Benchmark Brent crude futures slipped yesterday below $28 a barrel to a 12-year low, while the OPEC basket was $25 per barrel.
Senate adopts corrected version of Buhari’s 2016 budget
The Nigerian Red Chamber, The Senate, has unanimously adopted a corrected version of the proposed budget (2016 fiscal plan) sent to it by President Muhammadu Buhari yesterday.
It also resolved to begin work on the budget today even as the upper legislative chamber declared that it had taken Buhari’s corrected version as the substantive budget proposal.
Shortly after the plenary session commenced, the Senate President, Abubakar Bukola Saraki, read Buhari’s official communication to the upper chamber, a copy of which he also sent to the House of Representatives, in which he lamented that errors in the budget document were not corrected before the presentation to the joint session of the National Assembly in December.
In the House of Representatives, a deft handling of the matter by Speaker Yakubu Dogara helped to make short-lived a disagreement at the commencement of plenary yesterday.
The letter tagged “2016 Budget Proposals,” which acknowledged the confusion that had been generated by efforts to ensure that there were no errors in the document, however, attracted some criticisms from senators because of the error in dates as the president, in the first line of the letter wrote 2016 when it should have been 2015.
Nigeria loses N650b to NLNG tax holiday
Tax incentives by the Federal Government to the Nigeria Liquefied Natural Gas (NLNG) Limited has deprived the nation of about $3.3billion or N650 billion at an exchange rate of N197 to the dollar from 1999 when it began operations, according to a report.
The Nigeria LNG is a joint venture project by the Nigerian National Petroleum Corporation (NNPC) in partnership with Royal Dutch Shell (25.6 per cent), Total (15 percent), and ENI (10.4 per cent).
The consortium was established in 1989 to help Nigeria harness and exploit her huge reserves of natural gas resources for exports.
The report by ActionAid titled “Leaking Revenue-How a big tax break to European gas companies has cost Nigeria billions”, criticised the tax exemption arrangement, and extension arguing that even with a normal five-year tax holiday, the NLNG would still have been profitable.
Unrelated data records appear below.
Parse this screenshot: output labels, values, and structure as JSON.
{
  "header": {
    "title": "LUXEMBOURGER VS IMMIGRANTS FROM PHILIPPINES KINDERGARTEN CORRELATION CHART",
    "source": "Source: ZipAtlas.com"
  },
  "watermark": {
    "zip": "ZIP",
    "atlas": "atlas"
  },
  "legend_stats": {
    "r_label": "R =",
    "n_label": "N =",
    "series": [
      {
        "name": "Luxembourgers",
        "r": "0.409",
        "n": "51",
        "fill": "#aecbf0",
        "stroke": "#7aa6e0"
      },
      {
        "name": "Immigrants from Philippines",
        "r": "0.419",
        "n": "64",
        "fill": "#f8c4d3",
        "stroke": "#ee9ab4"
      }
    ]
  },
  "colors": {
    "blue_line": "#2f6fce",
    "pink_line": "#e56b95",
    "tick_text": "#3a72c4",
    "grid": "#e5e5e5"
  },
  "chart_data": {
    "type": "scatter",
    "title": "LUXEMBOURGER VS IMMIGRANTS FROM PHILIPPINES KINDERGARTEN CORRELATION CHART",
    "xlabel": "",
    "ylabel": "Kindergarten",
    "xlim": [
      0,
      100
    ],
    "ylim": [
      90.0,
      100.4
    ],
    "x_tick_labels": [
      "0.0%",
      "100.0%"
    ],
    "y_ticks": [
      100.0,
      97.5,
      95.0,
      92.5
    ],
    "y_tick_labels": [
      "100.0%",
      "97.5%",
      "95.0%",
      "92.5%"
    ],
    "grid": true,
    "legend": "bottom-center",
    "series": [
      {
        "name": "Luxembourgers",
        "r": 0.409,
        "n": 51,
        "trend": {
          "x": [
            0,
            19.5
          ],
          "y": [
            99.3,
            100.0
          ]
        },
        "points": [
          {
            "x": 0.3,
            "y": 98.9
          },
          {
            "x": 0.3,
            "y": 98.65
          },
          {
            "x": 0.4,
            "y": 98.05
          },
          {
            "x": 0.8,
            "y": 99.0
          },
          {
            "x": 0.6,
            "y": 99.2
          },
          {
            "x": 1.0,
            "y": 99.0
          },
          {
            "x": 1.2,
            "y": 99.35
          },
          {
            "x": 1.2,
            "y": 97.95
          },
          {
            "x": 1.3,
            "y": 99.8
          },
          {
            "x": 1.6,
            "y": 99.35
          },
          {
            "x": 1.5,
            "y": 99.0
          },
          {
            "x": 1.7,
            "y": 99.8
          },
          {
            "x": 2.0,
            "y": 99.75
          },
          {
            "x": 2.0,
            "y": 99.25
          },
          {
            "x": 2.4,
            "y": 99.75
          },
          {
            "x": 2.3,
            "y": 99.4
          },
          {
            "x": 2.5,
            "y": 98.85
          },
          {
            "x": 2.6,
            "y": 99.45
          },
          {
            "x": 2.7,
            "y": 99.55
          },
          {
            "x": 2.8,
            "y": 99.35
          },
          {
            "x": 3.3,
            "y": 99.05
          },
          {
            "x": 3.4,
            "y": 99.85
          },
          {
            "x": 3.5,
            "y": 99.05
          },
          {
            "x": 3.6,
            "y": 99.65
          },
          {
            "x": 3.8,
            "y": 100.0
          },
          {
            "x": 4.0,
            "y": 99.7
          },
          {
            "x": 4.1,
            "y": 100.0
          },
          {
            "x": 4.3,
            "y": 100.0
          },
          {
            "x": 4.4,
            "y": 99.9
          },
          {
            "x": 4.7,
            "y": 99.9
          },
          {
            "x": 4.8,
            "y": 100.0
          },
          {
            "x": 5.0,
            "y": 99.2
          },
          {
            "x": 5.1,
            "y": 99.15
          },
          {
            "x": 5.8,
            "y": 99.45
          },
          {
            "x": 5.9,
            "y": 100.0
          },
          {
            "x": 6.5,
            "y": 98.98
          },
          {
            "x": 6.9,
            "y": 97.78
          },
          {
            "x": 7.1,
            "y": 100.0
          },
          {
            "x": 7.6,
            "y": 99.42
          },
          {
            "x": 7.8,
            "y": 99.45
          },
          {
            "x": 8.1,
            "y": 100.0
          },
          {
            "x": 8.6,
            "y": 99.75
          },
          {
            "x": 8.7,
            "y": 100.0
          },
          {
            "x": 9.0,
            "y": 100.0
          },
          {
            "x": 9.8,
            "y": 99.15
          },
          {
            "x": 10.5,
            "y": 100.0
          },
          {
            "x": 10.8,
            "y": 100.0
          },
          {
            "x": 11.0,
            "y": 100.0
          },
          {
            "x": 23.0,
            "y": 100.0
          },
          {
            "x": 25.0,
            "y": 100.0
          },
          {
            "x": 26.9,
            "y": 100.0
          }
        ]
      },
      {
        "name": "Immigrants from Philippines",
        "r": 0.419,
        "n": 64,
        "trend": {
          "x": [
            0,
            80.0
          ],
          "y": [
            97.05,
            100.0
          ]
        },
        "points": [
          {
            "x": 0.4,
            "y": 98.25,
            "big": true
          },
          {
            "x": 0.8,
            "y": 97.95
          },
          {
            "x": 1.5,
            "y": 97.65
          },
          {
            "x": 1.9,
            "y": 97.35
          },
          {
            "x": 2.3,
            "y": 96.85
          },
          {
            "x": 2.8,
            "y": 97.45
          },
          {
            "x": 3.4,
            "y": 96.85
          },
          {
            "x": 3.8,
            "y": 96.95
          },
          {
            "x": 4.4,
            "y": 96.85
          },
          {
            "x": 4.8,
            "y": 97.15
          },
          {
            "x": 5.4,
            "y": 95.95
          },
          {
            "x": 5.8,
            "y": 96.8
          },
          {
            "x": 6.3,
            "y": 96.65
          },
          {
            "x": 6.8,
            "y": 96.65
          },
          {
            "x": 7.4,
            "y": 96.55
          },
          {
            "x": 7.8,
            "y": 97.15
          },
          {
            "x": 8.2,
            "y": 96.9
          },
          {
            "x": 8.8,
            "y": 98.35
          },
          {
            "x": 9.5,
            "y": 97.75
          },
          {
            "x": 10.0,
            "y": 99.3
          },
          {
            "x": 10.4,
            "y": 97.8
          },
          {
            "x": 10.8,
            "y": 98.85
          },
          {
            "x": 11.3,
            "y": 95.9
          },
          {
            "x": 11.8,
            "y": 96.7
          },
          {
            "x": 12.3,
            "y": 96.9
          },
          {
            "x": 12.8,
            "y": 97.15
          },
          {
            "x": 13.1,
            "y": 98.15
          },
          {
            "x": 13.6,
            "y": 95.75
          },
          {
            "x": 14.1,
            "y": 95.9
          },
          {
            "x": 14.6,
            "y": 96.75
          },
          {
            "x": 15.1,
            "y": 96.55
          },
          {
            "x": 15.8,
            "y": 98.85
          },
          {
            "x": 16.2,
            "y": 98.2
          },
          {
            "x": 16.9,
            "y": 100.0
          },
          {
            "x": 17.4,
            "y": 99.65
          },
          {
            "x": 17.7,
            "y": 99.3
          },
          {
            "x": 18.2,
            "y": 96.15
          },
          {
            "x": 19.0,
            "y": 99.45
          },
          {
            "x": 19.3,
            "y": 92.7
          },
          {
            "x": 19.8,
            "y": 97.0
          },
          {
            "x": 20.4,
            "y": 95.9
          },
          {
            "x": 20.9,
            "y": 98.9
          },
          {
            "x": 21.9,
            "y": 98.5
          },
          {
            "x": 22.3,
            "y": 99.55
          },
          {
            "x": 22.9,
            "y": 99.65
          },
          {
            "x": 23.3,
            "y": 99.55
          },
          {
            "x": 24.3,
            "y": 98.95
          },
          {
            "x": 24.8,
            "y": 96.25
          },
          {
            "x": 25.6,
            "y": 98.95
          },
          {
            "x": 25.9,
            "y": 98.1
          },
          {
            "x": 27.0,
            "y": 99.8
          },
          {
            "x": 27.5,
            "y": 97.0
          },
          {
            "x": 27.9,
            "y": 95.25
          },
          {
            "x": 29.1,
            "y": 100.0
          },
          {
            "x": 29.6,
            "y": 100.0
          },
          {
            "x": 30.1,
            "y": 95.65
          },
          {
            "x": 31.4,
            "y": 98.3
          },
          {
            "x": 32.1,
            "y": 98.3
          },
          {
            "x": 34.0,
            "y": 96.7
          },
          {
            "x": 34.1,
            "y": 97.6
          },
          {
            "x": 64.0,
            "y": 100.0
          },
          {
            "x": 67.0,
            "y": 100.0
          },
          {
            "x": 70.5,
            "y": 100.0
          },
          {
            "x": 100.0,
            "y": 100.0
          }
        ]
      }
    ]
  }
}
Meanwhile, the NLNG has faulted the report, arguing that the tax arrangement was in line with the Nigerian constitutional provisions. The firm also said under the arrangement “the Nigerian government’s initial $2.5billion investment, bolstered by the associated tax incentives, has so far yielded over $33billion in the form of dividends, taxes and feed-gas purchases for the country over the last 16 years, with an estimated additional $5billion accruing through corporate spend on local goods and services during the same period.”